‘Fanon is our contemporary … In clear language, in words that can only have been written in the cool heat of rage, Fanon showed us the internal theatre of racism’ Deborah Levy
Frantz Fanon’s urgent, dynamic critique of the effects of racism on the psyche is a landmark study of the black experience in a white world. Drawing on his own life and his work as a psychoanalyst to explore how colonialism’s subjects internalize its prejudices, eventually emulating the ‘white masks’ of their oppressors, it established Fanon as a revolutionary anti-colonialist thinker.
‘So hard to put down … a brilliant, vivid and hurt mind, walking the thin line that separates effective outrage from despair’ The New York Times Book Review
We will be joined by Dr Louise Owusu-Kwarteng . She is an Associate Professor in Sociology, Programme Leader in the same area, and leads the Faculty Office of Undergraduate Research and Enterprise (OURE).

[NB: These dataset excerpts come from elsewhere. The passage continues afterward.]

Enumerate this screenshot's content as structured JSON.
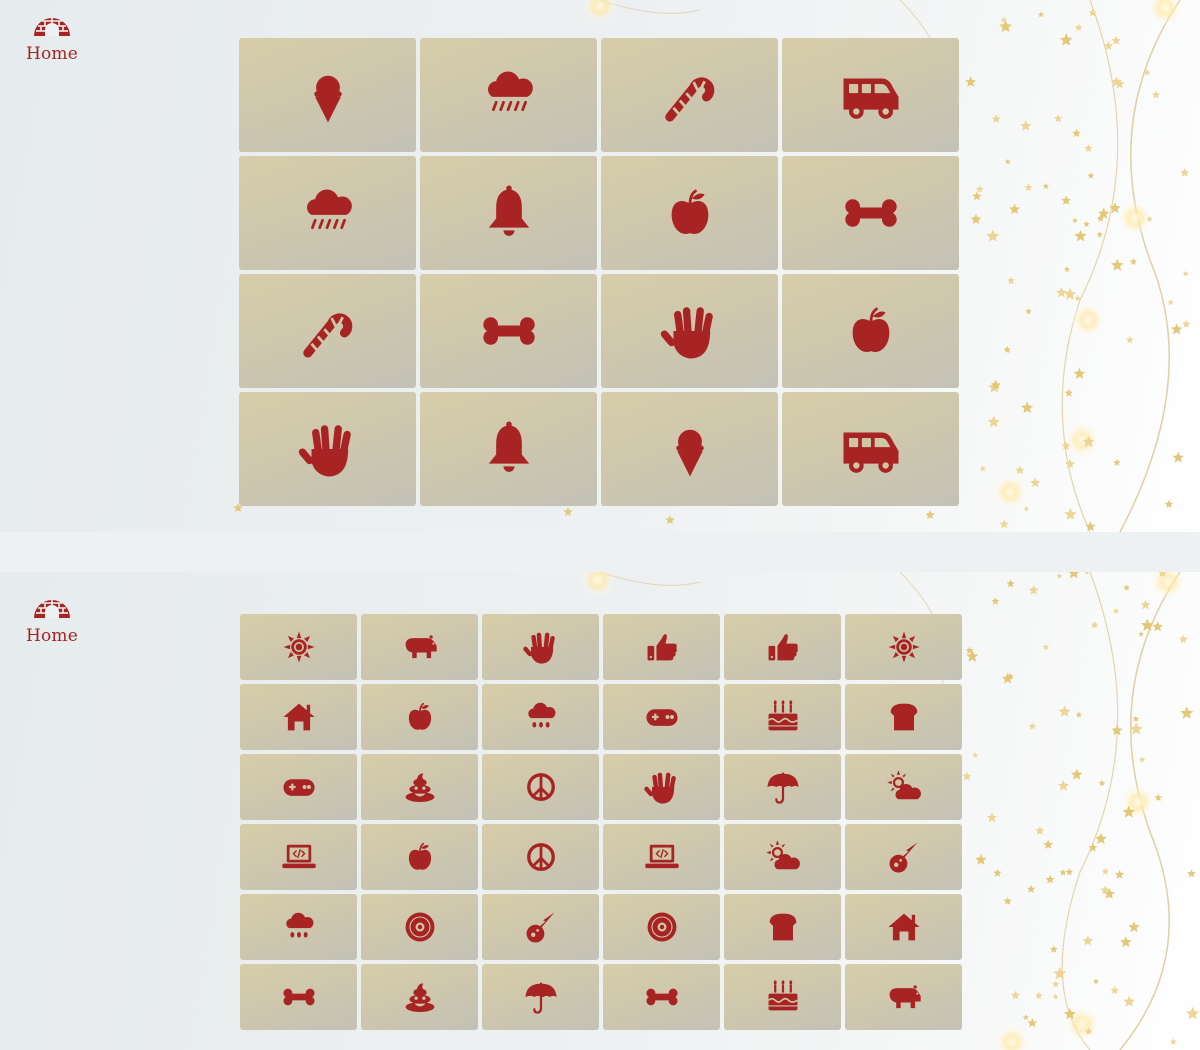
{
  "colors": {
    "icon": "#a82323",
    "card": "#cfc6a6",
    "background": "#eef1f2"
  },
  "screens": [
    {
      "nav": {
        "home_label": "Home",
        "home_icon": "igloo-icon"
      },
      "grid": {
        "columns": 4,
        "rows": 4,
        "cards": [
          "ice-cream",
          "cloud-rain",
          "candy-cane",
          "van",
          "cloud-rain",
          "bell",
          "apple",
          "bone",
          "candy-cane",
          "bone",
          "hand-spock",
          "apple",
          "hand-spock",
          "bell",
          "ice-cream",
          "van"
        ]
      }
    },
    {
      "nav": {
        "home_label": "Home",
        "home_icon": "igloo-icon"
      },
      "grid": {
        "columns": 6,
        "rows": 6,
        "cards": [
          "sun",
          "hippo",
          "hand-spock",
          "thumbs-up",
          "thumbs-up",
          "sun",
          "house",
          "apple",
          "cloud-showers",
          "gamepad",
          "birthday-cake",
          "bread",
          "gamepad",
          "poop",
          "peace",
          "hand-spock",
          "umbrella",
          "cloud-sun",
          "laptop-code",
          "apple",
          "peace",
          "laptop-code",
          "cloud-sun",
          "meteor",
          "cloud-showers",
          "record",
          "meteor",
          "record",
          "bread",
          "house",
          "bone",
          "poop",
          "umbrella",
          "bone",
          "birthday-cake",
          "hippo"
        ]
      }
    }
  ]
}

Her research interests focus on race and educational experience, but with specific emphasis on West African groups; Sociological Autobiography and Ethnicity and identity. Prior to working at the University of Greenwich, Louise taught English as a second language and managed ESL teachers in Madrid. Before that she was seconded to the Community Cohesion Unit where she contributed to political leadership policy. Louise also worked at Oxford City Council as a community development officer.